The origins of the chatbot
The proliferation of chatbots over the last decade may give the impression that they are only a product of the internet. In truth, though, the roots go all the way back to 1966 when Joseph Weizenbaum a German computer scientist and Professor at Massachusetts Institute of Technology developed a program he called ELIZA.
The all caps make it look like an acronym, but ELIZA doesn’t stand for anything. Instead, as explained in the original Stanford article about it: “Its name was chosen to emphasize that it may be incrementally improved by its users, since its language abilities may be continually improved by a ‘teacher.’”
The reference there was to the character of Eliza in George Bernard Shaw’s Pygmalion (more likely recognized by people today as the character in the musical version My Fair Lady). Eliza was hoping to convince others that she was something she was not -- a well-bred lady. Likewise, the program was designed to come across as a human therapist and convince users “that they were having a conversation with a real human being.”
While ELIZA definitely counts as the first chatterbot, the term was only born decades later. In 1994
Michael Maudlin invented a program he named Julia and called the function of a chattering robot “ChatterBot,” and the term soon got shortened to chatbot.
Chatbots now
While users enjoyed their conversations with those early chatbots, most of us would not mistake them for actual people. But today’s chatbots are a different story.
They’re able to carry on much more natural-sounding conversations thanks to the application of machine learning, artificial intelligence , and natural language processing. Adding in ML and AI enables them to learn by identifying data patterns and then to apply their knowledge to answer questions and carry out tasks without any human intervention.

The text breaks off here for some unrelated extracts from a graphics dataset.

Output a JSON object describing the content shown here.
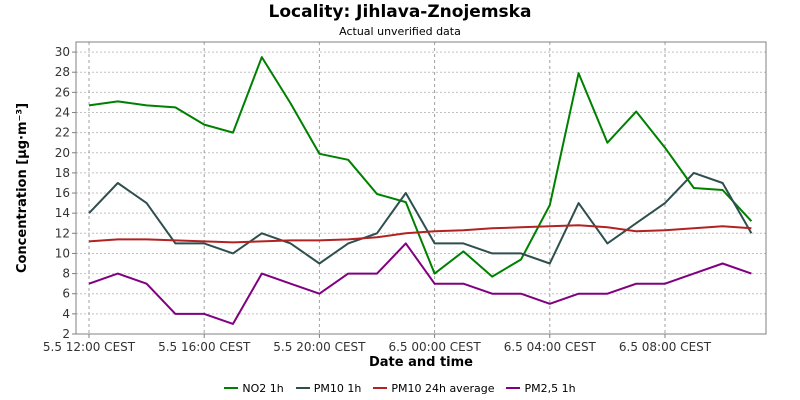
{
  "chart_data": {
    "type": "line",
    "title": "Locality: Jihlava-Znojemska",
    "subtitle": "Actual unverified data",
    "xlabel": "Date and time",
    "ylabel": "Concentration [µg·m⁻³]",
    "ylim": [
      2,
      31
    ],
    "yticks": [
      2,
      4,
      6,
      8,
      10,
      12,
      14,
      16,
      18,
      20,
      22,
      24,
      26,
      28,
      30
    ],
    "x": [
      "5.5 12:00",
      "5.5 13:00",
      "5.5 14:00",
      "5.5 15:00",
      "5.5 16:00",
      "5.5 17:00",
      "5.5 18:00",
      "5.5 19:00",
      "5.5 20:00",
      "5.5 21:00",
      "5.5 22:00",
      "5.5 23:00",
      "6.5 00:00",
      "6.5 01:00",
      "6.5 02:00",
      "6.5 03:00",
      "6.5 04:00",
      "6.5 05:00",
      "6.5 06:00",
      "6.5 07:00",
      "6.5 08:00",
      "6.5 09:00",
      "6.5 10:00",
      "6.5 11:00"
    ],
    "xticks": [
      "5.5 12:00 CEST",
      "5.5 16:00 CEST",
      "5.5 20:00 CEST",
      "6.5 00:00 CEST",
      "6.5 04:00 CEST",
      "6.5 08:00 CEST"
    ],
    "xtick_indices": [
      0,
      4,
      8,
      12,
      16,
      20
    ],
    "grid": true,
    "legend_position": "bottom",
    "series": [
      {
        "name": "NO2 1h",
        "color": "#008000",
        "values": [
          24.7,
          25.1,
          24.7,
          24.5,
          22.8,
          22.0,
          29.5,
          24.9,
          19.9,
          19.3,
          15.9,
          15.1,
          8.0,
          10.2,
          7.7,
          9.4,
          14.8,
          27.9,
          21.0,
          24.1,
          20.5,
          16.5,
          16.3,
          13.2
        ]
      },
      {
        "name": "PM10 1h",
        "color": "#2f4f4f",
        "values": [
          14,
          17,
          15,
          11,
          11,
          10,
          12,
          11,
          9,
          11,
          12,
          16,
          11,
          11,
          10,
          10,
          9,
          15,
          11,
          13,
          15,
          18,
          17,
          12
        ]
      },
      {
        "name": "PM10 24h average",
        "color": "#b22222",
        "values": [
          11.2,
          11.4,
          11.4,
          11.3,
          11.2,
          11.1,
          11.2,
          11.3,
          11.3,
          11.4,
          11.6,
          12.0,
          12.2,
          12.3,
          12.5,
          12.6,
          12.7,
          12.8,
          12.6,
          12.2,
          12.3,
          12.5,
          12.7,
          12.5
        ]
      },
      {
        "name": "PM2,5 1h",
        "color": "#800080",
        "values": [
          7,
          8,
          7,
          4,
          4,
          3,
          8,
          7,
          6,
          8,
          8,
          11,
          7,
          7,
          6,
          6,
          5,
          6,
          6,
          7,
          7,
          8,
          9,
          8
        ]
      }
    ]
  }
}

Their greater functionality translates into far more use by businesses and their customers. Today businesses use bots for a range of communication needs, ranging from customer service to product suggestion, scheduling, and various forms of marketing designed to engage the audience.
But the biggest area of growth for chatbots may be in sales. In Chatbots: Vendor Opportunities & Market Forecasts 2020-2024, Juniper Research anticipates consumer retail spend over chatbots will hit $142 billion by 2024, quite a jump from the $2.8 billion we had in 2019.
Juniper also predicts that by 2024 more than half of retail chatbot interactions will go through automatically and that “80% of global consumer spend over chatbots will be attributable to discrete chatbots” that are used through a mobile app rather than a browser.
On that basis, the report “urges retailers to implement chatbots as part of a wider omnichannel retail strategy in order to maximise their presence on a number of key retail channels.”